La tratta dell'alta velocità Napoli-Bari
3 minuti per la letturaNon voglio fare comparazioni tra il Mezzogiorno e il resto del Paese sul tema delle opere infrastrutturali in corso di realizzazione perché, ancora una volta, emergerebbe la grande dicotomia sempre più vasta, sempre più irrecuperabile.
D’altra parte in più occasioni ho ricordato che delle risorse previste nel Programma 2014- 2020 del Fondo di coesione e sviluppo, per un importo globale di circa 53 miliardi di euro, solo 15 miliardi sono stati impegnati e appena 8 miliardi realmente spesi.

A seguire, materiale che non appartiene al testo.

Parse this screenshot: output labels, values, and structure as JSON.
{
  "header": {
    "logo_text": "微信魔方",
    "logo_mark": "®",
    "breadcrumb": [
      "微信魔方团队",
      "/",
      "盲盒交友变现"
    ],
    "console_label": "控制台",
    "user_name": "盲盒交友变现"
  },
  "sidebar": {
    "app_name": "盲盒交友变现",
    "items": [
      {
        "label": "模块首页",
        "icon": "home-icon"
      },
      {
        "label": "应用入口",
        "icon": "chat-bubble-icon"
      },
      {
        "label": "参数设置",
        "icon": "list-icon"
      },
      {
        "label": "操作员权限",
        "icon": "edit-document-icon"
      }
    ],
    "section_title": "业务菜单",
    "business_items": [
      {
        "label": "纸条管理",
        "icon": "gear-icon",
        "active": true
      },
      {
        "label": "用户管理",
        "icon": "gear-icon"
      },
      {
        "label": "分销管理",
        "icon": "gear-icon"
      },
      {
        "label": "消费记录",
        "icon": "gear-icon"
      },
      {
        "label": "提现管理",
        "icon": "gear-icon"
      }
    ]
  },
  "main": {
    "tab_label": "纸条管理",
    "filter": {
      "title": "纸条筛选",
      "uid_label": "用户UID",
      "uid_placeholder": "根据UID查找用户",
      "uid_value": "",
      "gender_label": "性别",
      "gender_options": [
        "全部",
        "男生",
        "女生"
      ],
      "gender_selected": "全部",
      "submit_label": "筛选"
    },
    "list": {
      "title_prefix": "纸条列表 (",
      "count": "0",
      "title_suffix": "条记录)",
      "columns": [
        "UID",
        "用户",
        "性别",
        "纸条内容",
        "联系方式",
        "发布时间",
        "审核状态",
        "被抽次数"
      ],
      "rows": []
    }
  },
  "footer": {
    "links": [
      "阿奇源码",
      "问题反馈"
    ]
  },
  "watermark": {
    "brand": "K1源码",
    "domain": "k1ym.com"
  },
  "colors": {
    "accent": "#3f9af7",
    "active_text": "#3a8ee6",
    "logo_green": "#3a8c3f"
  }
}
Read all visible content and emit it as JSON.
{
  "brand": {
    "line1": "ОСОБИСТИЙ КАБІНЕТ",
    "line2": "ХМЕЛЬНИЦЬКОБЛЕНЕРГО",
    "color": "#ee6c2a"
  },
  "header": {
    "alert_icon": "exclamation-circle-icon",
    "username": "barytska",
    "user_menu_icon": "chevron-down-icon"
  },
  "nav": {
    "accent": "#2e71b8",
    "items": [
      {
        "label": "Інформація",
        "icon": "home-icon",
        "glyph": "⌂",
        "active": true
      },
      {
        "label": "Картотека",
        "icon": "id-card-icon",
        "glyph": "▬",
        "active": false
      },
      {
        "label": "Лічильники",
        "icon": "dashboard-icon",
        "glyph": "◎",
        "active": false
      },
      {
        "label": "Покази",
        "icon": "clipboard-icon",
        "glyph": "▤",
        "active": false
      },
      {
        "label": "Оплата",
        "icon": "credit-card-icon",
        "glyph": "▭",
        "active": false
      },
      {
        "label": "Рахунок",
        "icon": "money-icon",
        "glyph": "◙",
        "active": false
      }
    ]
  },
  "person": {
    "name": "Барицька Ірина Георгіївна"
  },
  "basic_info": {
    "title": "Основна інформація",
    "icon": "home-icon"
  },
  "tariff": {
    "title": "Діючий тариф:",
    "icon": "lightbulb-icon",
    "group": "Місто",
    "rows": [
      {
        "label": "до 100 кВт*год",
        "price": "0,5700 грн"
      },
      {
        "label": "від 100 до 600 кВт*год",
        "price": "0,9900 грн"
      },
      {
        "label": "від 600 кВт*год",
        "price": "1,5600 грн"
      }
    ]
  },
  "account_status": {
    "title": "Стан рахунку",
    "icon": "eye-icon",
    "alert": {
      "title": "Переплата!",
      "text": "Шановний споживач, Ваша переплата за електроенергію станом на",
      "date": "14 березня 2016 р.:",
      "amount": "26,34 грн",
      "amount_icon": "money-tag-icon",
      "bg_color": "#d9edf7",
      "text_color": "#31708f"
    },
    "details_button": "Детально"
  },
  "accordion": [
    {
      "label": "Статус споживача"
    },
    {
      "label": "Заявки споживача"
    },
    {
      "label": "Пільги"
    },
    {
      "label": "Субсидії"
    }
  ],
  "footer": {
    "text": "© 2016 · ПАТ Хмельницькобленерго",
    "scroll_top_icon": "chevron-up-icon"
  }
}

Quindi sembra quasi che in questi ultimi cinque anni ci sia stata una imperdonabile connivenza tra Regioni del Sud e Governo del Paese.
Ma il decreto legge “Semplificazioni” prodotto ieri e la rincorsa notturna a mettere opere per motivare sempre il raggiungimento del 34% di risorse da destinare al Sud, penso amplifichi lo sconcerto e la delusione della gente del Mezzogiorno.
IL LIBRO DEI SOGNI
Di cantieri aperti in realtà rimangono solo quelli dell’asse ferroviario ad alta velocità Napoli-Bari: rimane cioè un’opera avviata a esecuzione nel 2014 grazie alla legge Obiettivo, per il resto solo “impegni programmatici” su opere ancora da progettare e la cui copertura finanziaria è relegata negli anni 2023, 2024, 2025 fino al 2034.
Ma oggi e domani i vari membri del governo, dal presidente Conte ai ministri De Micheli e Provenzano ci diranno che per la tratta ferroviaria Roma-Pescara sono stati assegnati 700 milioni di euro, per la Telesina sono stati confermati 470 milioni e quanto prima apriremo i cantieri, per la Ferrandina-Matera La Martella sono stati assegnati 370 milioni di euro, per la Palermo-Trapani (via Milo) sono stati assegnati 144 milioni, e quanto prima si avvieranno i lavori per la velocizzazione dell’asse ferroviario Taranto-Battipaglia-Metaponto, per il completamento dell’asse stradale 106 Ionica, per la realizzazione dell’alta velocità sull’asse Salerno-Reggio Calabria (circa 8 miliardi), per l’asse ferroviario ad alta velocità Messina-Catania e Palermo-Catania (per un valore globale di circa 6 miliardi).
Poi, se qualcuno volesse entrare nel merito delle singole opere scoprirebbe che trattasi nel migliore dei casi di progetti di massima, che trattasi nel migliore dei casi di fattibilità, che trattasi per molti addirittura solo di idee.
Questa oggettiva denuncia non vuole assolutamente bloccare le iniziative che invece concretamente possono essere cantierate nel centro-nord del Paese, non vuole cioè ritardare di un solo giorno l’avvio concreto di investimenti nel prossimo semestre di oltre 14 miliardi di euro, vuole però fare il punto sulle gravi responsabilità di chi, in questo ultimo quinquennio, ha praticamente ritenuto il Mezzogiorno del Paese un “vuoto a perdere” da ricordare solo nelle occasioni utili per recuperare consenso elettorale, un “vuoto a perdere” utile per distribuire promesse senza essere neppure capaci di utilizzare le risorse comunitarie.
SUD “VUOTO A PERDERE”
Forse, però, con il provvedimento di ieri si è raggiunto il punto limite, ormai tutti noi meridionali abbiamo capito che la infrastrutturazione del Mezzogiorno è solo un titolo programmatico e come tale non consente nessuna possibilità di vero cambiamento della intera offerta infrastrutturale.
Non è il mio un banale pessimismo, ma solo una oggettiva conferma di una convinta azione di una compagine di governo anomala; anomala perché è convinta che il Mezzogiorno si rilanci solo, come ha fatto il ministro Provenzano, producendo Piani e Programmi. Di Piani e Programmi, purtroppo, il Mezzogiorno muore.
Ma un ulteriore sconcerto lo provo assistendo all’atteggiamento del Sindacato; ormai per il Segretario Landini sono sufficienti le convocazioni della Presidenza del Consiglio per sentirsi soddisfatto delle azioni e delle scelte del Governo.
Landini dimentica che in passato, mi riferisco a soli 10-15 anni fa, un comunicato stampa del Governo come quello che stiamo leggendo su tutti i giornali in questi giorni, in cui si assicurano investimenti e apertura di cantieri nel Mezzogiorno per oltre 20 miliardi, investimenti e cantieri teorici, avrebbe prodotto la immediata dichiarazione di uno sciopero generale. Stia attento il sindacato, perché in questo modo si rischia di scomparire.